Thermal resistance to ambient

Thermal resistance to ambient of a single cable or duct depends on laying.

For touching cables or ducts, different formulae are being used.

For cables in a channel acc.

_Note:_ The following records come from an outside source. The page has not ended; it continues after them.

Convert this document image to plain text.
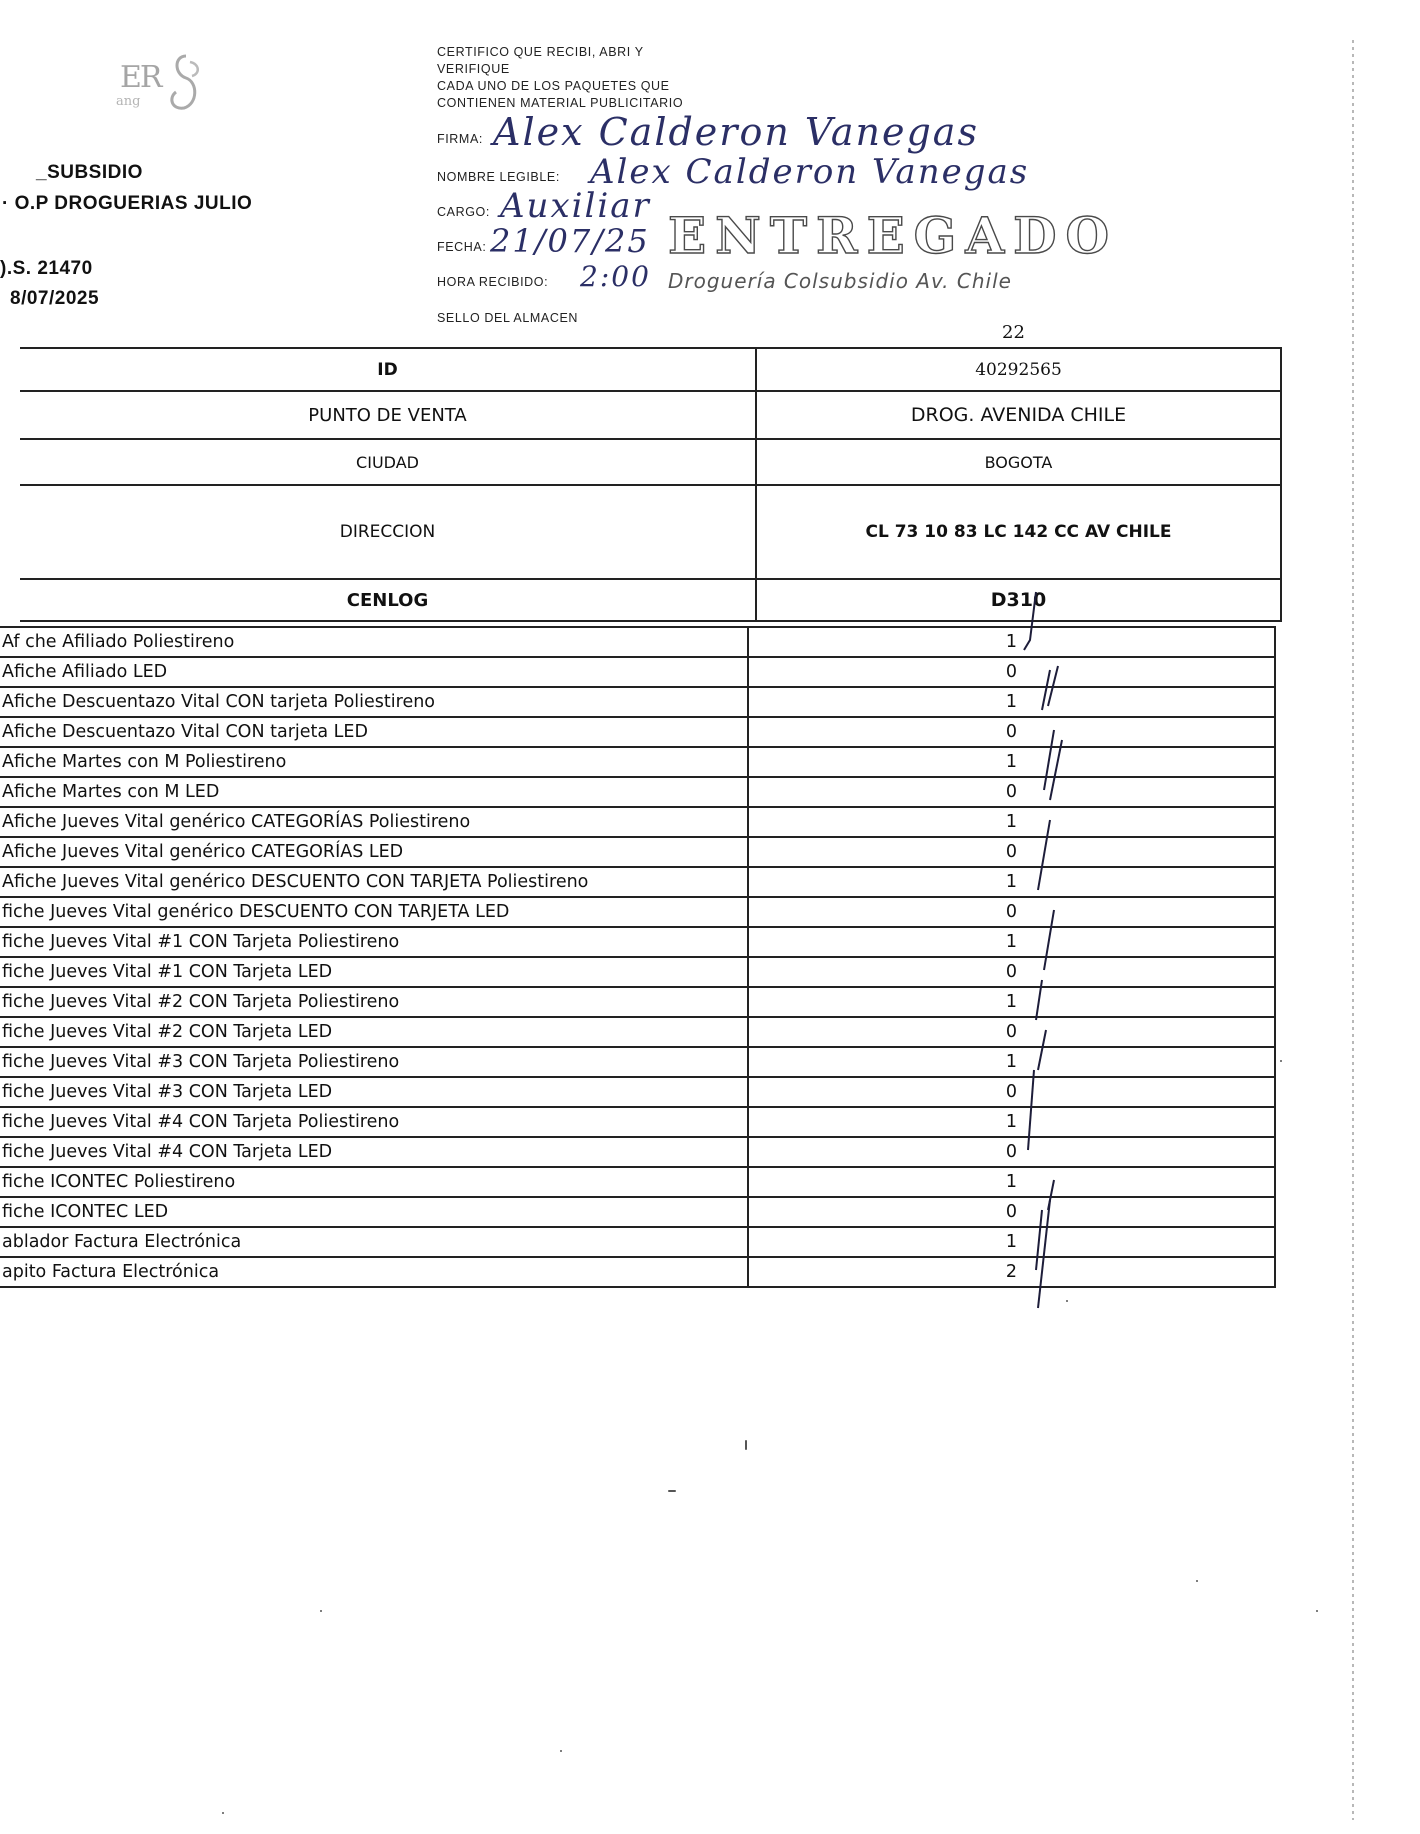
ER
ang
_SUBSIDIO
· O.P DROGUERIAS JULIO
).S. 21470
8/07/2025
CERTIFICO QUE RECIBI, ABRI Y
VERIFIQUE
CADA UNO DE LOS PAQUETES QUE
CONTIENEN MATERIAL PUBLICITARIO
FIRMA: Alex Calderon Vanegas
NOMBRE LEGIBLE: Alex Calderon Vanegas
CARGO: Auxiliar
FECHA: 21/07/25
HORA RECIBIDO: 2:00
SELLO DEL ALMACEN
ENTREGADO
Droguería Colsubsidio Av. Chile
22
ID	40292565
PUNTO DE VENTA	DROG. AVENIDA CHILE
CIUDAD	BOGOTA
DIRECCION	CL 73 10 83 LC 142 CC AV CHILE
CENLOG	D310
Af che Afiliado Poliestireno	1
Afiche Afiliado LED	0
Afiche Descuentazo Vital CON tarjeta Poliestireno	1
Afiche Descuentazo Vital CON tarjeta LED	0
Afiche Martes con M Poliestireno	1
Afiche Martes con M LED	0
Afiche Jueves Vital genérico CATEGORÍAS Poliestireno	1
Afiche Jueves Vital genérico CATEGORÍAS LED	0
Afiche Jueves Vital genérico DESCUENTO CON TARJETA Poliestireno	1
fiche Jueves Vital genérico DESCUENTO CON TARJETA LED	0
fiche Jueves Vital #1 CON Tarjeta Poliestireno	1
fiche Jueves Vital #1 CON Tarjeta LED	0
fiche Jueves Vital #2 CON Tarjeta Poliestireno	1
fiche Jueves Vital #2 CON Tarjeta LED	0
fiche Jueves Vital #3 CON Tarjeta Poliestireno	1
fiche Jueves Vital #3 CON Tarjeta LED	0
fiche Jueves Vital #4 CON Tarjeta Poliestireno	1
fiche Jueves Vital #4 CON Tarjeta LED	0
fiche ICONTEC Poliestireno	1
fiche ICONTEC LED	0
ablador Factura Electrónica	1
apito Factura Electrónica	2
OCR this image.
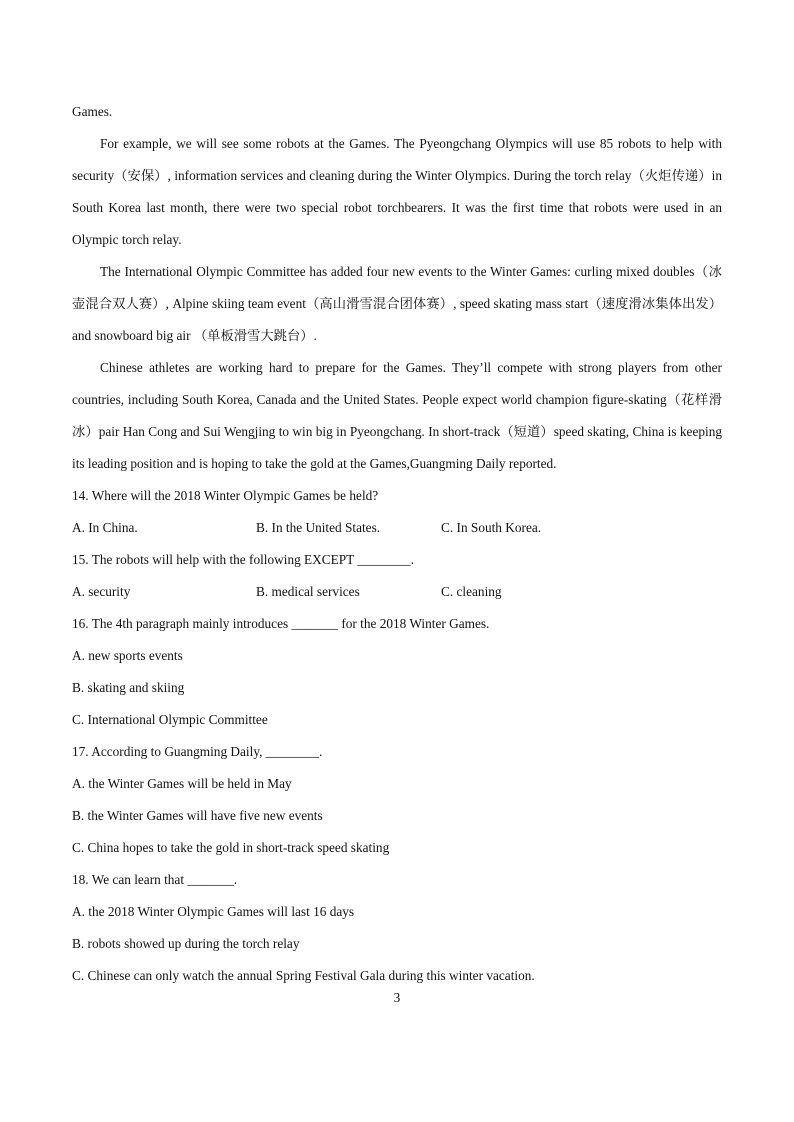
Games.

For example, we will see some robots at the Games. The Pyeongchang Olympics will use 85 robots to help with security（安保）, information services and cleaning during the Winter Olympics. During the torch relay（火炬传递）in South Korea last month, there were two special robot torchbearers. It was the first time that robots were used in an Olympic torch relay.

The International Olympic Committee has added four new events to the Winter Games: curling mixed doubles（冰壶混合双人赛）, Alpine skiing team event（高山滑雪混合团体赛）, speed skating mass start（速度滑冰集体出发）and snowboard big air （单板滑雪大跳台）.

Chinese athletes are working hard to prepare for the Games. They’ll compete with strong players from other countries, including South Korea, Canada and the United States. People expect world champion figure-skating（花样滑冰）pair Han Cong and Sui Wengjing to win big in Pyeongchang. In short-track（短道）speed skating, China is keeping its leading position and is hoping to take the gold at the Games,Guangming Daily reported.

14. Where will the 2018 Winter Olympic Games be held?

A. In China.	B. In the United States.	C. In South Korea.

15. The robots will help with the following EXCEPT ________.

A. security	B. medical services	C. cleaning

16. The 4th paragraph mainly introduces _______ for the 2018 Winter Games.

A. new sports events

B. skating and skiing

C. International Olympic Committee

17. According to Guangming Daily, ________.

A. the Winter Games will be held in May

B. the Winter Games will have five new events

C. China hopes to take the gold in short-track speed skating

18. We can learn that _______.

A. the 2018 Winter Olympic Games will last 16 days

B. robots showed up during the torch relay

C. Chinese can only watch the annual Spring Festival Gala during this winter vacation.

3
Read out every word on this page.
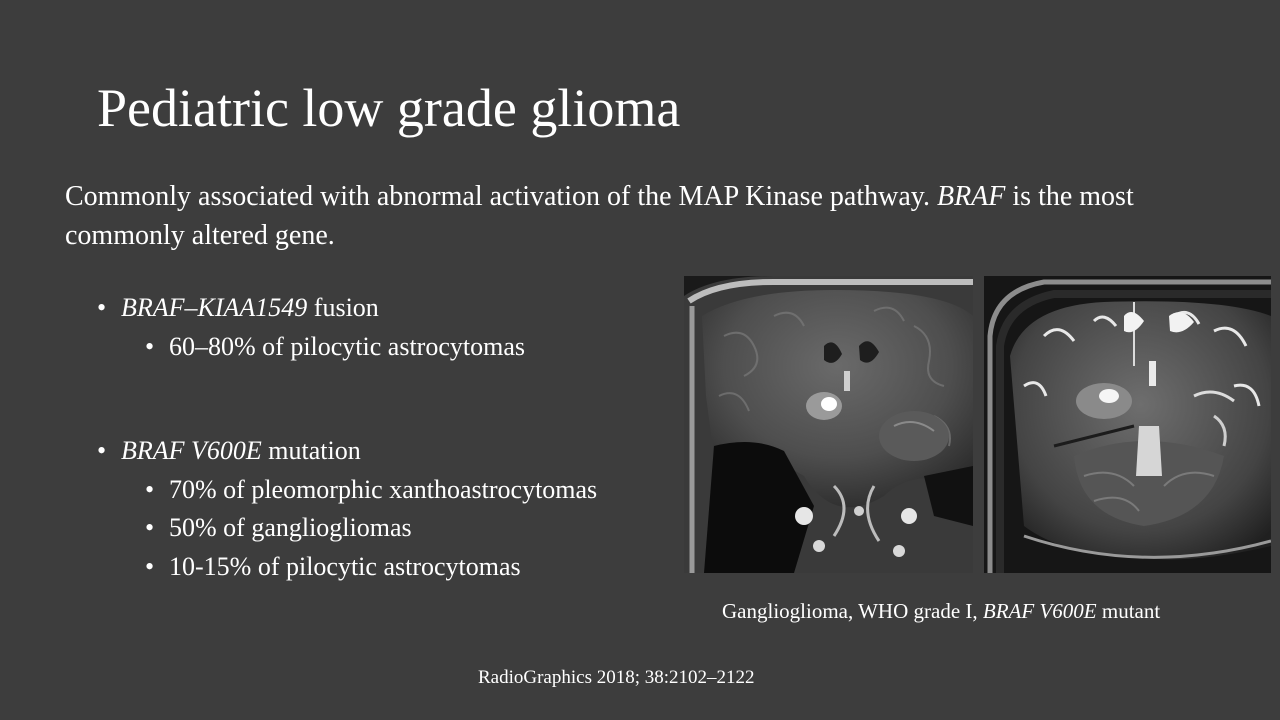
Pediatric low grade glioma

Commonly associated with abnormal activation of the MAP Kinase pathway. BRAF is the most commonly altered gene.

• BRAF–KIAA1549 fusion
• 60–80% of pilocytic astrocytomas
• BRAF V600E mutation
• 70% of pleomorphic xanthoastrocytomas
• 50% of gangliogliomas
• 10-15% of pilocytic astrocytomas
Ganglioglioma, WHO grade I, BRAF V600E mutant
RadioGraphics 2018; 38:2102–2122
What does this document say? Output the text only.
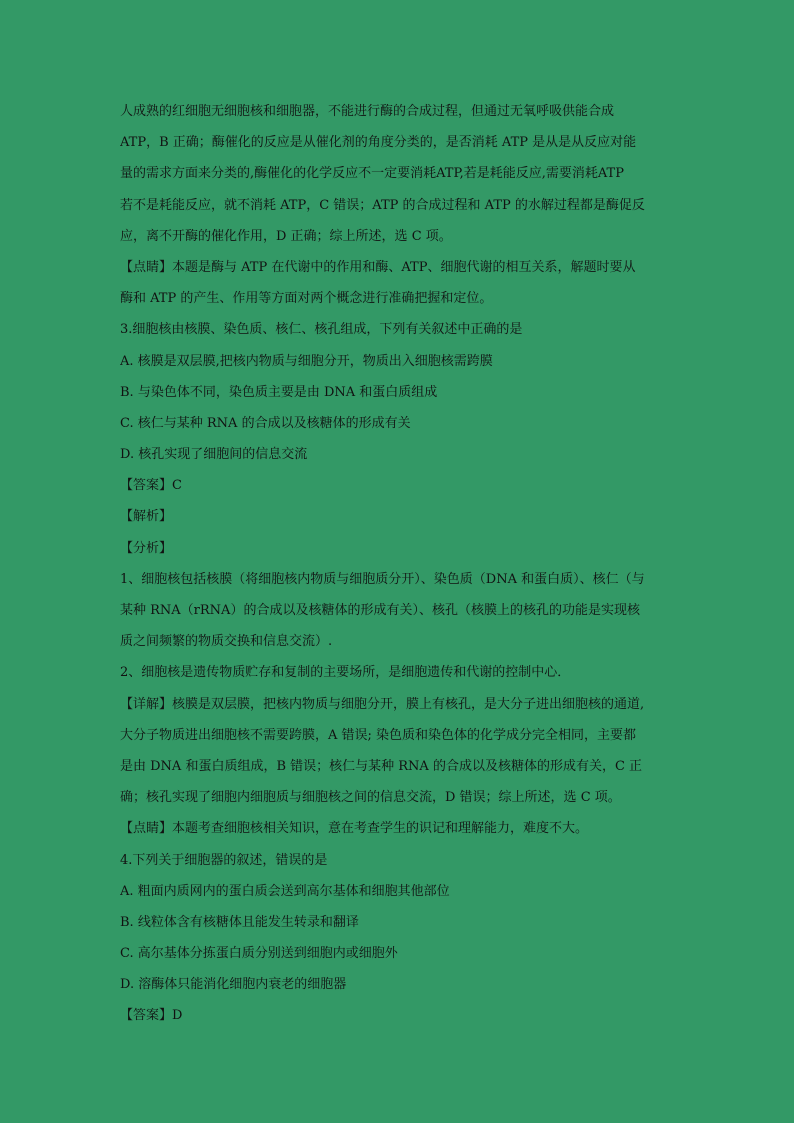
人成熟的红细胞无细胞核和细胞器，不能进行酶的合成过程，但通过无氧呼吸供能合成
ATP，B 正确；酶催化的反应是从催化剂的角度分类的，是否消耗 ATP 是从是从反应对能
量的需求方面来分类的,酶催化的化学反应不一定要消耗ATP,若是耗能反应,需要消耗ATP
若不是耗能反应，就不消耗 ATP，C 错误；ATP 的合成过程和 ATP 的水解过程都是酶促反
应，离不开酶的催化作用，D 正确；综上所述，选 C 项。
【点睛】本题是酶与 ATP 在代谢中的作用和酶、ATP、细胞代谢的相互关系，解题时要从
酶和 ATP 的产生、作用等方面对两个概念进行准确把握和定位。
3.细胞核由核膜、染色质、核仁、核孔组成，下列有关叙述中正确的是
A. 核膜是双层膜,把核内物质与细胞分开，物质出入细胞核需跨膜
B. 与染色体不同，染色质主要是由 DNA 和蛋白质组成
C. 核仁与某种 RNA 的合成以及核糖体的形成有关
D. 核孔实现了细胞间的信息交流
【答案】C
【解析】
【分析】
1、细胞核包括核膜（将细胞核内物质与细胞质分开）、染色质（DNA 和蛋白质）、核仁（与
某种 RNA（rRNA）的合成以及核糖体的形成有关）、核孔（核膜上的核孔的功能是实现核
质之间频繁的物质交换和信息交流）.
2、细胞核是遗传物质贮存和复制的主要场所，是细胞遗传和代谢的控制中心．
【详解】核膜是双层膜，把核内物质与细胞分开，膜上有核孔，是大分子进出细胞核的通道,
大分子物质进出细胞核不需要跨膜，A 错误; 染色质和染色体的化学成分完全相同，主要都
是由 DNA 和蛋白质组成，B 错误；核仁与某种 RNA 的合成以及核糖体的形成有关，C 正
确；核孔实现了细胞内细胞质与细胞核之间的信息交流，D 错误；综上所述，选 C 项。
【点睛】本题考查细胞核相关知识，意在考查学生的识记和理解能力，难度不大。
4.下列关于细胞器的叙述，错误的是
A. 粗面内质网内的蛋白质会送到高尔基体和细胞其他部位
B. 线粒体含有核糖体且能发生转录和翻译
C. 高尔基体分拣蛋白质分别送到细胞内或细胞外
D. 溶酶体只能消化细胞内衰老的细胞器
【答案】D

Heinhold, the thermal resistance to ambient is the total convection and radiation thermal resistance between cable and channel (Heinhold equation 18.103).

Note: $ln(g_{u})=ln(u+\sqrt{u^2-1})=\cosh^{-1}u$

Symbol
$T_{4iii}$
Unit
K.m/W
Formulae
$\frac{\rho_4}{2\pi} \left(\ln\left(g_u\right)+\ln\left(F_{mh}\right)\right)$1 buried cable/duct non-touching, or with drying-out, or with cyclic loading
$\frac{\rho_4}{\pi} \left(\ln\left(g_u\right)-0.451\right)$2 buried cables/ducts, flat touching, metallic sheathed
$\frac{\rho_4}{\pi} \left(\ln\left(g_u\right)-0.295\right)$2 buried cables/ducts, flat touching, non-metallic sheathed
$\rho_4 \left(0.475\ln\left(g_u\right)-0.346\right)$3 buried cables/ducts, flat touching, metallic sheathed
$\rho_4 \left(0.475\ln\left(g_u\right)-0.142\right)$3 buried cables/ducts, flat touching, non-metallic sheathed
$3\frac{\rho_4}{2\pi} \left(\ln\left(g_u\right)-0.63\right)$3 buried cables/ducts, trefoil touching, (part-)metallic sheathed
$\frac{\rho_4}{2\pi} \left(\ln\left(g_u\right)+2\ln\left(u\right)\right)$3 buried cables/ducts, trefoil touching, non-metallic sheathed
$\frac{1}{\pi D_o h_{bs} {\Delta \theta_s}^{\frac{1}{4}}}$cylinders in air/trough
$\frac{h_{T4}}{\pi D_o h_{bs} {\Delta \theta_s}^{\frac{1}{4}}}$multiple groups of cylinders in air/trough
$\frac{1}{\frac{1}{R_{CG,L}}+\frac{1}{R_{CG,R}}}$cables in multi-layer backfill
$\frac{1}{\frac{1}{T_{sa}+T_{at}}+T_{st}}$Cables in channel (Heinhold)
$\frac{\theta_e-\theta_a}{W_{conv,sa}+W_{rad,sa}-W_{sun}}$PAC/GIL in air
$\frac{1}{\pi D_{ext} U_{OHTC}}$subsea
$\frac{\theta_{de}-\theta_{air}}{W_{conv,da}+W_{rad,da}-W_{sun}}$riser in air
$T_{4pi}+T_{4pii}+T_{4piii}$Air-filled pipe